Over 200 nations have agreed at a UN meeting in Montreal to accelerate the phase-out of refrigerants that destroy the ozone layer. But some experts are warning that the revised agreement may spur developing countries - especially China - to churn out more ozone-depleting hydrochlorofluorocarbons (HCFCs) in the short term.

The deal updates a timetable agreed in Montreal 20 years ago, which allowed developing countries to increase their HCFC production until 2016, and maintain that level until 2040.

But that timetable is now seen as too lenient. Demand for air conditioning in China and India is booming and matters have not been helped by the US  accepting HCFCs in Chinese imports until 2010 despite phasing out domestic production. 

Now, under the new agreement, developing countries must freeze production by 2013, at the average 2009-10 production levels. They must then phase out HCFC use by 2030 - a 10 year advance on the previous target. Developed countries have also agreed to push forward their target by 10 years - phasing out HCFCs by 2020. 

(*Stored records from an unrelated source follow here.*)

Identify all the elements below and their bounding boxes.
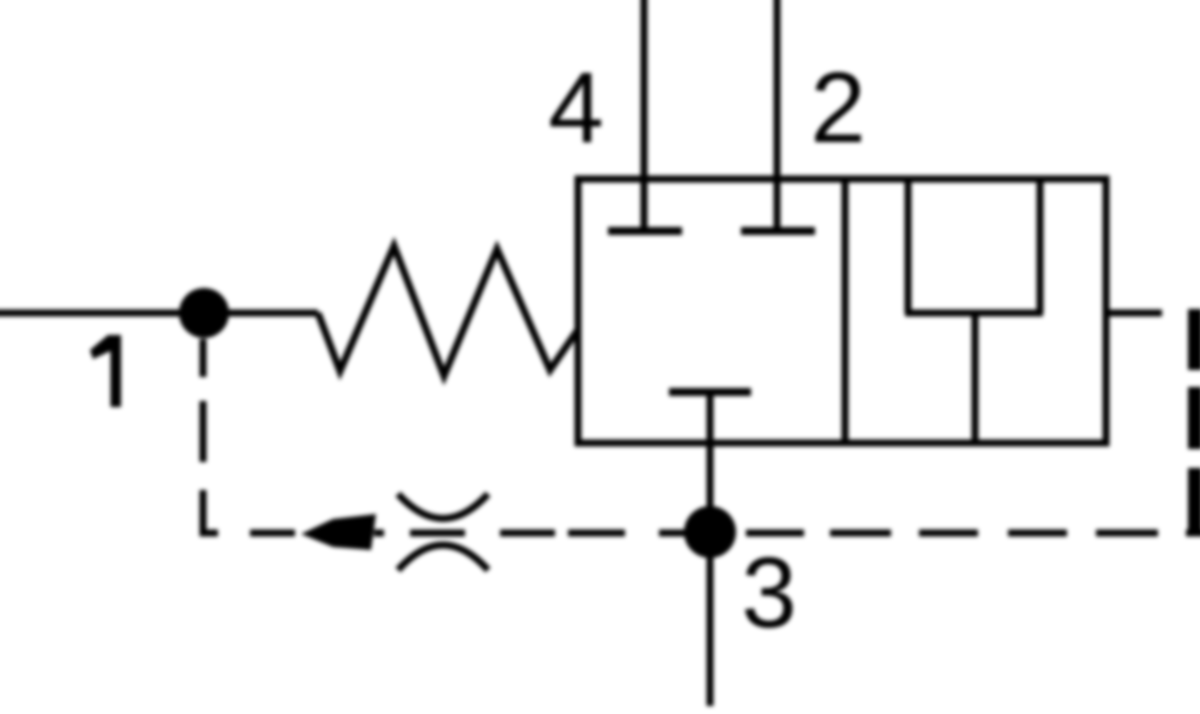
node 1 junction dot bbox=[179, 288, 229, 338]
spring bbox=[318, 246, 577, 376]
dashed line right edge vertical bbox=[1188, 309, 1200, 370]
right section internal: crossbar bbox=[905, 310, 1043, 317]
divider between valve sections bbox=[842, 179, 849, 443]
pilot port 2 T-bar bbox=[741, 227, 815, 235]
pilot line port 2 bbox=[774, 0, 781, 231]
svg-text:4: 4 bbox=[548, 52, 604, 164]
label port 1 bbox=[90, 335, 121, 407]
wire: port 3 vertical line bbox=[707, 392, 714, 706]
valve body box bbox=[578, 179, 1106, 443]
bottom port T-bar bbox=[669, 388, 751, 396]
orifice restrictor top arc bbox=[398, 494, 488, 519]
node 3 junction dot bbox=[684, 506, 736, 558]
right section internal: left vertical bbox=[905, 179, 912, 313]
svg-text:3: 3 bbox=[741, 537, 797, 649]
pilot port 4 T-bar bbox=[608, 227, 682, 235]
svg-text:2: 2 bbox=[810, 52, 866, 164]
flow arrow on pilot line bbox=[301, 514, 376, 550]
wire: main line from port 1 to spring bbox=[0, 310, 318, 317]
dashed pilot horizontal line bbox=[250, 530, 295, 537]
pilot line port 4 bbox=[641, 0, 648, 231]
dashed pilot line down from node 1 bbox=[200, 339, 207, 377]
dashed pilot corner bottom right bbox=[1186, 530, 1200, 537]
right section internal: center stem bbox=[972, 313, 979, 443]
dashed pilot corner at node 1 leg bbox=[203, 490, 218, 533]
wire: output port line bbox=[1106, 310, 1162, 317]
orifice restrictor bottom arc bbox=[398, 545, 488, 570]
right section internal: right vertical bbox=[1037, 179, 1044, 313]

HCFCs are used as blowing agents in insulating foams as well as coolants in air conditioning and refrigerating systems. They replaced the older and even more ozone-damaging chlorofluorocarbons (CFCs) in the 1990s, but were never meant to be permanent substitutes. 

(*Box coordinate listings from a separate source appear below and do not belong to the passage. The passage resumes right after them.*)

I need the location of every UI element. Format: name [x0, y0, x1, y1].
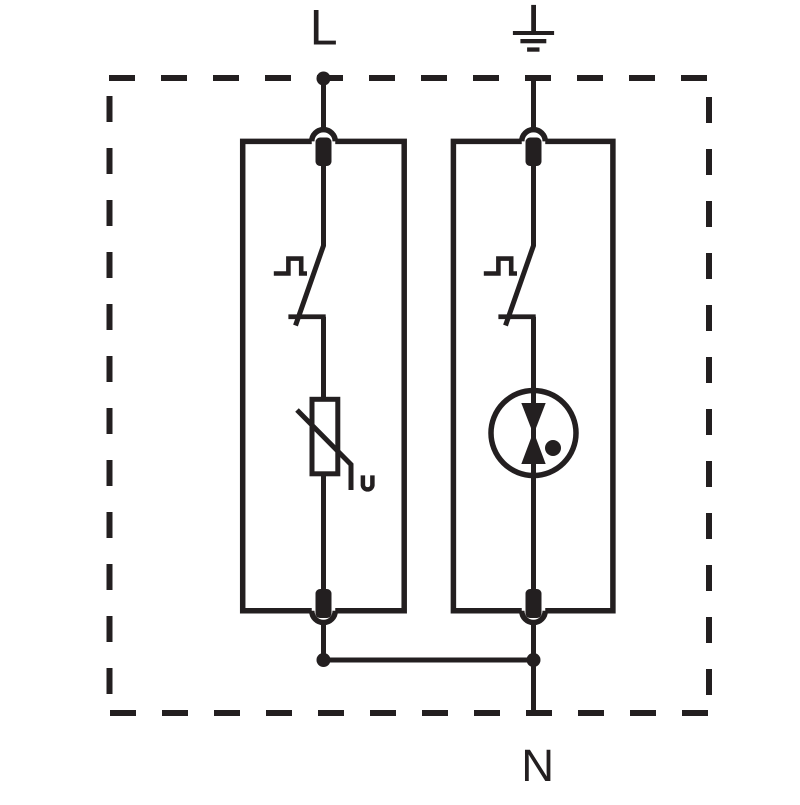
wire: module 1 pin to disconnector — [321, 164, 326, 246]
dashed device enclosure border: bottom edge — [110, 710, 708, 716]
module 2 top plug-in terminal socket arc — [522, 130, 546, 142]
module 1 outline (varistor protection module, left rectangle) — [243, 141, 405, 610]
wire: ground entry down to module 2 top terminal — [531, 79, 536, 129]
wire: varistor to module 1 bottom pin — [321, 474, 326, 592]
ground symbol (earth) — [513, 5, 554, 52]
wire through spark gap — [531, 390, 536, 476]
thermal disconnector switch blade, module 1 — [296, 245, 324, 326]
module 2 bottom plug-in terminal socket arc — [522, 611, 546, 623]
terminal label N — [521, 740, 554, 791]
dashed device enclosure border: left edge — [107, 96, 113, 713]
disconnector fixed contact bar, module 2 — [498, 314, 535, 319]
node: L junction dot on border — [317, 72, 331, 86]
thermal disconnector switch blade, module 2 — [506, 245, 534, 326]
wire: module 2 pin to disconnector — [531, 164, 536, 246]
varistor body rectangle — [312, 399, 338, 474]
wire: spark gap to module 2 bottom pin — [531, 474, 536, 592]
wire: bus down to N exit at border — [531, 660, 536, 712]
module 2 bottom plug-in terminal pin — [526, 589, 542, 618]
terminal label L — [310, 0, 338, 56]
spark gap circle — [491, 391, 576, 476]
node: bus junction dot left — [317, 653, 331, 667]
varistor voltage label u — [363, 475, 373, 489]
module 1 top plug-in terminal socket arc — [312, 130, 336, 142]
wire: bottom bus connecting both modules — [324, 658, 534, 663]
wire: disconnector to spark gap, module 2 — [531, 317, 536, 392]
varistor diagonal stroke with tail — [297, 410, 351, 490]
wire: disconnector to varistor, module 1 — [321, 317, 326, 400]
wire: L node down to module 1 top terminal — [321, 79, 326, 129]
spark gap gas-filled indicator dot — [545, 440, 561, 456]
module 2 outline (spark gap protection module, right rectangle) — [453, 141, 613, 610]
dashed device enclosure border: top edge — [109, 75, 709, 81]
wire: module 1 bottom terminal down to bus — [321, 624, 326, 660]
spark gap lower electrode triangle — [521, 432, 545, 465]
spark gap upper electrode triangle — [521, 403, 545, 435]
wire: module 2 bottom terminal down to bus — [531, 624, 536, 660]
svg-text:L: L — [310, 0, 338, 56]
svg-text:N: N — [521, 740, 554, 791]
dashed device enclosure border: right edge — [706, 97, 712, 713]
node: bus junction dot right — [527, 653, 541, 667]
disconnector fixed contact bar, module 1 — [288, 314, 325, 319]
module 2 top plug-in terminal pin — [526, 138, 542, 167]
module 1 bottom plug-in terminal socket arc — [312, 611, 336, 623]
module 1 top plug-in terminal pin — [316, 138, 332, 167]
surge-actuated trip pulse symbol, module 2 — [484, 259, 517, 274]
surge-actuated trip pulse symbol, module 1 — [274, 259, 307, 274]
module 1 bottom plug-in terminal pin — [316, 589, 332, 618]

In developed countries, they are already being replaced by blends of hydrofluorocarbons (HFCs) or hydrocarbons which are kinder to the ozone layer. Many of the HFCs are potent greenhouse gases, but improved technology - reducing leaks and meaning less coolant is used in air conditioning systems - has already cut down on their climate impact.

Carbon dioxide is an even more friendly replacement. If its use became widespread, then phasing out HCFCs would make the Montreal Protocol more effective than the Kyoto Protocol at cutting greenhouse gas emissions.

But it is unlikely that the deal will stop China building new refrigerant plants to meet demand, said Lambert Kuijpers, co-chair of the Montreal protocol's Technical and economic assessment panel. Instead, he thought, China would look to push its baseline rate for the HCFC production freeze as high as possible. 

It's not clear how much converting to non-HCFC-based replacements afterwards will cost: developed countries have spent over $2 billion so far helping developing countries cut production of their ozone-depleting chemicals. A study reporting back in early 2008 will estimate how much more they have to give to fund the acceleration.

Meanwhile, attention is focusing on UN climate talks in Bali, Indonesia, in December. This week, preliminary talks in New York are paving the way for Bali's climate change discussions, which it's hoped will establish a successor to the Kyoto Protocol on reducing greenhouse gas emissions - due to end in 2012. US president George Bush is also holding his own climate summit in Washington, DC, at the end of this week.